Council members bemoan one aspect of the mayor's spending plan

Council members bemoan one aspect of the mayor's spending plan

If you need proof of the old adage that “you can’t please all of the people all of the time,” look no further than Mayor Bill Purcell’s proposed $171 million capital spending plan. Through a mix of government bonds and state and federal grants, Purcell’s initiative funds sorely needed repairs to Metro schools as well as new sidewalks, public safety programs, and even playground equipment. And most importantly, it doesn’t require Council members to pass a tax increase.

Nevertheless, a few Council members have quietly grumbled about Purcell’s seemingly no-lose initiative. Some claim they need more time to review the plan, while others suggest that it usurps their traditional role of doling out, well, pork.

“In the past, there has been a tradition of giving district Council members money to pay for things at their own discretion,” says at-large Council member David Briley, who likes the plan overall. “This does not have money like that. There is no opportunity for any Council member to do project A, B, and C. I believe everything goes through the mayor’s office.”

Deputy Mayor Bill Phillips concedes that the Purcell administration is deviating from the traditional process. He says dividing money among the 35 district Council members for individual projects was a “haphazard” approach and prevented the city from ushering in projects in a comprehensive and consistent manner. “The old way was good in terms of pork, but what you end up with is a sidewalk that goes from nowhere to nowhere,” he says. “We wanted to do things in a logical progression where we can accomplish some meaningful improvements.”

The lack of district goodies under the mayor’s plan may have rankled a few Council members, but that alone won’t sink the plan or even throw it off track. Council members Don Majors and Melvin Black, both supporters of Purcell, were said to be stewing that the mayor’s plan neglected to fund their own pet projects: a community center and police precinct, respectively. But they both say they wholeheartedly support the initiative. In fact, Majors, who appeared in televised campaign ads for Purcell last summer, hints that the very fact that his project is not funded shows that the mayor won’t give and take on the basis of political loyalties.

“We’re not going to play favorites like we did with the previous administration,” says Majors, who spent the better part of his first term sniping at Mayor Phil Bredesen’s various budgets and initiatives. “This is not politics as usual.”

In some cases, however, it clearly is. Much like other mayors before him, Purcell unloaded a rather complicated and significant spending plan onto the Council without giving them much time to mull over its finer points. A few Council members have suggested deferring the plan, which goes before the body next week in the form of three separate resolutions.

“By and large it looks like a good package, but I think we need more than two weeks to review it,” says at-large Council member Leo Waters. Fellow at-large member Chris Ferrell adds, “$170 million is a lot of money for the Council to spend, and we should give it the kind of consideration that an expenditure of this magnitude merits.”

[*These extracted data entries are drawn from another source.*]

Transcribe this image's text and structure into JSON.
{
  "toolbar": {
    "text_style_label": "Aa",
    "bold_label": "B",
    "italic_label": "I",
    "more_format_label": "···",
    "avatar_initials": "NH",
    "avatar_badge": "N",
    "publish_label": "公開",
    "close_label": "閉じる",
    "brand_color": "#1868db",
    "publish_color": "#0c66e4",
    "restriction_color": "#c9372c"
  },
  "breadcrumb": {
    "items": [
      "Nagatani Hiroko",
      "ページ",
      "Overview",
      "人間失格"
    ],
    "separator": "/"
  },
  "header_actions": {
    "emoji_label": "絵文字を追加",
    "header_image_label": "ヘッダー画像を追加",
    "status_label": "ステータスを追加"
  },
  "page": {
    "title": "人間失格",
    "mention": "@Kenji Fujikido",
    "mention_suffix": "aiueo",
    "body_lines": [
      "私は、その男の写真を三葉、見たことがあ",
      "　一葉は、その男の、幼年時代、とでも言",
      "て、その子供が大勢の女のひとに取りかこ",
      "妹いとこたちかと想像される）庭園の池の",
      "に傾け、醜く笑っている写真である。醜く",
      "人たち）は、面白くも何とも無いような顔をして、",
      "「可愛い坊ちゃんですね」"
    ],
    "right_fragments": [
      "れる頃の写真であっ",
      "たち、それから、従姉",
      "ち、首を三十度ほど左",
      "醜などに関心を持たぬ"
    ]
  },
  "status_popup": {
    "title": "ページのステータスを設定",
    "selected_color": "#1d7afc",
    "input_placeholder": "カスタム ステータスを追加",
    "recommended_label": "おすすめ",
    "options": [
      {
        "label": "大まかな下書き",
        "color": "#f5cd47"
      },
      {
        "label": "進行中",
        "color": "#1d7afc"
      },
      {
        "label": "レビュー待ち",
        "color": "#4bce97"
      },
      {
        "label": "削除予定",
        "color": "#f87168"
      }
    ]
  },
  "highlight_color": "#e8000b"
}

Vice Mayor Ronnie Steine goes so far as to predict the Council will wait until next month to vote on the spending plan and then might even try to alter part of it. “If I had to guess, I would say that it will be deferred for at least one meeting,” he says. “For something of this size, I would be surprised if the Council did not put its imprint on it with an amendment or two.”

Realizing perhaps that any delay in approving the mayor’s plan increases the chances of it being diluted, Phillips points to Metro’s urgent capital needs. Leaking school roofs, he notes, need to be fixed. Any kind of Council hand-wringing over that issue, for example, might not be very well received. “We just don’t see any need to defer something that we can start moving forward on,” he says. “We can issue the first bond in a matter of a few weeks and start repairing schools shortly after that. There’s no need for us to put a bucket in any school classrooms. I can’t imagine the Council would want the kids in this community putting up with it for longer than necessary.”